0
Follow
0
View

The file generated by java is compressed and decompressed

dsjack1412 注册会员
2023-02-28 02:42

The gzip command is called to compress the linux, and the gunzip command is used to extract the

.

dl04061227 注册会员
2023-02-28 02:42

your delimiter | with commas or Spaces, and then change the code to the corresponding format try

hnlsb2013 注册会员
2023-02-28 02:42

The specific reasons can not be seen only from the discourse described by the subject, which can be analyzed from several aspects. Firstly, the java produced file is opened with a tool, for example, the generated file is txt, which can be opened with ultedit. Or open notepad, see if there is a problem said by the subject, if not check the code generation file step. Then | symbols replaced with other symbols, such as a comma in English, before compression using tools to see whether there will be a problem whether screening is because symbol segmentation problem, and then try to use gzip compression, unpack again, look at the problem of the unzip before and after contrast, troubleshoot problems step by step.

cwpwds 注册会员
2023-02-28 02:42
< div class = "md_content_show e397 data - v - 3967" = "" >

if this is the case It should be morally all | into x to ah This is individual case he

cjc3751 注册会员
2023-02-28 02:42

The following answers are based on ChatGPT and GISer Liu:

Probably because you didn't take character encoding into account when writing data, causing problems when compressing and uncompressing.

① It is recommended that you convert data to a byte array and specify a character encoding when writing data, such as

.
String data = "0|1123|123123|45612";
byte[] bytes = data.getBytes("UTF-8");
② Then write the byte array to the file:
FileChannel channel = new FileOutputStream("path", true).getChannel();
channel.write(ByteBuffer.wrap(bytes));
channel.write(ByteBuffer.wrap(System.lineSeparator().getBytes("UTF-8")));

③ In the decompression, also need to specify the corresponding character encoding:

GZIPInputStream gzipInputStream = new GZIPInputStream(new FileInputStream("path.gz"));
BufferedReader bufferedReader = new BufferedReader(new InputStreamReader(gzipInputStream, "UTF-8"));

If you have processed the data as described above and the problem persists, you may have compressed and uncompressed it incorrectly or there is another problem. You can provide more information, such as the code that was compressed and uncompressed, and the specific data that occurred, so that we can further help you resolve the problem.

durkwin 注册会员
2023-02-28 02:42

If possible, it is recommended to change the separator to English comma instead of |

cupidcool 注册会员
2023-02-28 02:42

this problem may be due to the data itself exists x characters, and you are using data separators | and x characters with the same ASCII, resulting in file cannot distinguish right.
or see if the raw data has Spaces or something. Or something like \n

gyh33900 注册会员
2023-02-28 02:42

This may be because the encoding format used during compression or decompression is inconsistent. In Java, strings are encoded in UTF-16 by default, but different encoding formats may be used for file reading and writing or compression, such as UTF-8 or GBK.

when you converts a string to a byte, use the utf-8 encoding format, so in written to the file, the separator "|" is transformed into utf-8 bytes. But, when the decompression, may use different coding format(for example, GBK), lead to "|" character is incorrectly decoded into other characters, such as "x".

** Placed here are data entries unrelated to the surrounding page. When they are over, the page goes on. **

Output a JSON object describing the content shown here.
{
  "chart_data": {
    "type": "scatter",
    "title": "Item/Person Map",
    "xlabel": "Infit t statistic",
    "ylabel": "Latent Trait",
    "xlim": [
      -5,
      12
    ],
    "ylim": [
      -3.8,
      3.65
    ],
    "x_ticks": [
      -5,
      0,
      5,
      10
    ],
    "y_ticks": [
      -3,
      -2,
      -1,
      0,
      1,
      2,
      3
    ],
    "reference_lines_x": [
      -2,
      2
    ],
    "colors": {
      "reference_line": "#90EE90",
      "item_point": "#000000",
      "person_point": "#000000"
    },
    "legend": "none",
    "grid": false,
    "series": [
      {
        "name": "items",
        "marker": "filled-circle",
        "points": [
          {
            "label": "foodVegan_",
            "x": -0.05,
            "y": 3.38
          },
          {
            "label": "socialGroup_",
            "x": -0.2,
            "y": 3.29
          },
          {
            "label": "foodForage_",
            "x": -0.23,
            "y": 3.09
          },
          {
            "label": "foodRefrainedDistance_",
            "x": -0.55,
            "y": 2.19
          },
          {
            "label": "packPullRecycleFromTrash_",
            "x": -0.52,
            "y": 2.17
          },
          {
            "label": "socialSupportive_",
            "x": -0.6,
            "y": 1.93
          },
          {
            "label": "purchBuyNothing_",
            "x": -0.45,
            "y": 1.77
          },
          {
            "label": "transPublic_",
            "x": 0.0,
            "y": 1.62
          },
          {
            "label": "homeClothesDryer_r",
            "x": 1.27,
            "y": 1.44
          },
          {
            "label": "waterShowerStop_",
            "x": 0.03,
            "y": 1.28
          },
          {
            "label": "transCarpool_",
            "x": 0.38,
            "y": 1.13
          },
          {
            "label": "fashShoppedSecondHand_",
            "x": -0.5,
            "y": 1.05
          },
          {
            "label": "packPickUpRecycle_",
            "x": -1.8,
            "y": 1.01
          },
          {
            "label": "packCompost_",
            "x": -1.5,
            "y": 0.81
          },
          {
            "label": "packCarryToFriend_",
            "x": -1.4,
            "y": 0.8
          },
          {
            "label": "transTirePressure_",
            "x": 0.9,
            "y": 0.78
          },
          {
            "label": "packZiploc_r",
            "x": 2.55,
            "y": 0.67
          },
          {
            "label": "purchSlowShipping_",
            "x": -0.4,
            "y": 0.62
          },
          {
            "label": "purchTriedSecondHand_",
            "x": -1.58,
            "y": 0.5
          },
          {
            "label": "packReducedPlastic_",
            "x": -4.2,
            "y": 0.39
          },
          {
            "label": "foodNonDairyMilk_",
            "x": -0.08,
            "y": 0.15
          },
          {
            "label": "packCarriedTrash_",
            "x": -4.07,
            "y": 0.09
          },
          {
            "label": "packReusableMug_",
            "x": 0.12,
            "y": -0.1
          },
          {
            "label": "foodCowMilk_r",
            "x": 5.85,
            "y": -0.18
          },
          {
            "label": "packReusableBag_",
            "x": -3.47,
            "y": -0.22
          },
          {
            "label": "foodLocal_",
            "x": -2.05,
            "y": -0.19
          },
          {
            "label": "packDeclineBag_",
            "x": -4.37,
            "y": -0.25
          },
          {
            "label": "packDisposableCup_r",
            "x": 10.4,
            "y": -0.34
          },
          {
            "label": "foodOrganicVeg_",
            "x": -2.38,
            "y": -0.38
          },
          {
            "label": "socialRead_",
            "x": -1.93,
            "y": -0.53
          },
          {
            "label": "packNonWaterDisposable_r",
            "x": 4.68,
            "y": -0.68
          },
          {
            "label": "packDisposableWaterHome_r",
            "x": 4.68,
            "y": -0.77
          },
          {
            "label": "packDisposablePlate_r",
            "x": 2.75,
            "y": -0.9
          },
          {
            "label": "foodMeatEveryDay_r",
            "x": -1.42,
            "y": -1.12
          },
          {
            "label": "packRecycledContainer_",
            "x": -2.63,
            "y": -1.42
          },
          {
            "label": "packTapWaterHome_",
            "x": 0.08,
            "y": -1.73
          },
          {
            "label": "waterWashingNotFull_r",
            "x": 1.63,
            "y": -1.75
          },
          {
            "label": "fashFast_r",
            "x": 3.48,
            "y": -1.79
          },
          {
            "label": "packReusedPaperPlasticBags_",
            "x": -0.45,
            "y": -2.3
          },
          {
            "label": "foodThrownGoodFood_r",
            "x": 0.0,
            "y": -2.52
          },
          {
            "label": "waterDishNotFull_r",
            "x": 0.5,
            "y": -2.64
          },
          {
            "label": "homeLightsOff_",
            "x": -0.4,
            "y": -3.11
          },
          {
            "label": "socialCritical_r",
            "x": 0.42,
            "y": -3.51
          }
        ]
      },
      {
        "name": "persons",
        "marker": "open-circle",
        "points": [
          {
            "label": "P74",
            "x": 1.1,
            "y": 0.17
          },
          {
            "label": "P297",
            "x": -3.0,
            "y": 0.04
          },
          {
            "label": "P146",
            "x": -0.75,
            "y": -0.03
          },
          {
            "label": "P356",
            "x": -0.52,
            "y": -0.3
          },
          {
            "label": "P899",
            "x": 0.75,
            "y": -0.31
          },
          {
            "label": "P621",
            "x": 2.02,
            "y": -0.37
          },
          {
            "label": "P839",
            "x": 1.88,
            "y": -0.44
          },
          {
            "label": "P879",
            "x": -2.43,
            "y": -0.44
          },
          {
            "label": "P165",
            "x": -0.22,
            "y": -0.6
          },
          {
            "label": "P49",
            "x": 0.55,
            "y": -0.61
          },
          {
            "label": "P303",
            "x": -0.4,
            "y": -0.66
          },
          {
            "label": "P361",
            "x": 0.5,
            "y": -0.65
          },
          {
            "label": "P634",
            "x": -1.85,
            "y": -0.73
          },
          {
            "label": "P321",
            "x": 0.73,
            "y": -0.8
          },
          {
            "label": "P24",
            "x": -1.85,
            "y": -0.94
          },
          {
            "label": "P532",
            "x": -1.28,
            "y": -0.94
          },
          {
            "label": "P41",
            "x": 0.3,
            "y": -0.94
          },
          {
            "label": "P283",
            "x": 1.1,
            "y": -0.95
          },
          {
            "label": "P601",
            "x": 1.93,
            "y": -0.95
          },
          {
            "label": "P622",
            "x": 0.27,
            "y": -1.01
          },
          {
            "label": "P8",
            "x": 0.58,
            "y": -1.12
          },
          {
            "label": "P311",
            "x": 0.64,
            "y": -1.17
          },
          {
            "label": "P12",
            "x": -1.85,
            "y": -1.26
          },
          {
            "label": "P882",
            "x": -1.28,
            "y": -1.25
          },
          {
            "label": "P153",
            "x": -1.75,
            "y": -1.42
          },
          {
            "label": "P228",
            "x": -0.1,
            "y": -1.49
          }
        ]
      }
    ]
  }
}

To solve this problem, you need to always use the same encoding format for reading and writing files, compressing and decompressing files, and so on. UTF-8 is recommended as the encoding format because it supports most characters and is widely supported in different operating systems. At the same time, when decompressing, you also need to specify the encoding format used by the compressed file to ensure that each character is decoded correctly.

dongmaolin 注册会员
2023-02-28 02:42





1. Check if there is a similar symbol x, or look for an alternative character ~, and see if there is still a problem.
Compression, here's what you need to do:
1.

ahsatx 注册会员
2023-02-28 02:42

Refer to GPT and your own ideas, this situation may be due to coding problems. In Java, when text is written to a file, the system's default character encoding is used by default, and the same encoding may not be used to extract the file. Therefore, when you use gzip to compress and decompress text files, you should explicitly specify the character encoding to ensure that the same encoding is used when writing and reading the file.

in addition, if your file contains special characters, such as "|", these characters may conflict with your delimiter, lead to the data format error. If you want to keep these special characters, you can escape them or otherwise handle them when writing to the file.

Finally, you can diagnose the problem by printing the contents of the file before and after compression, and by using the correct encoding when decompressing.
If it is helpful to you, please accept it, thank you.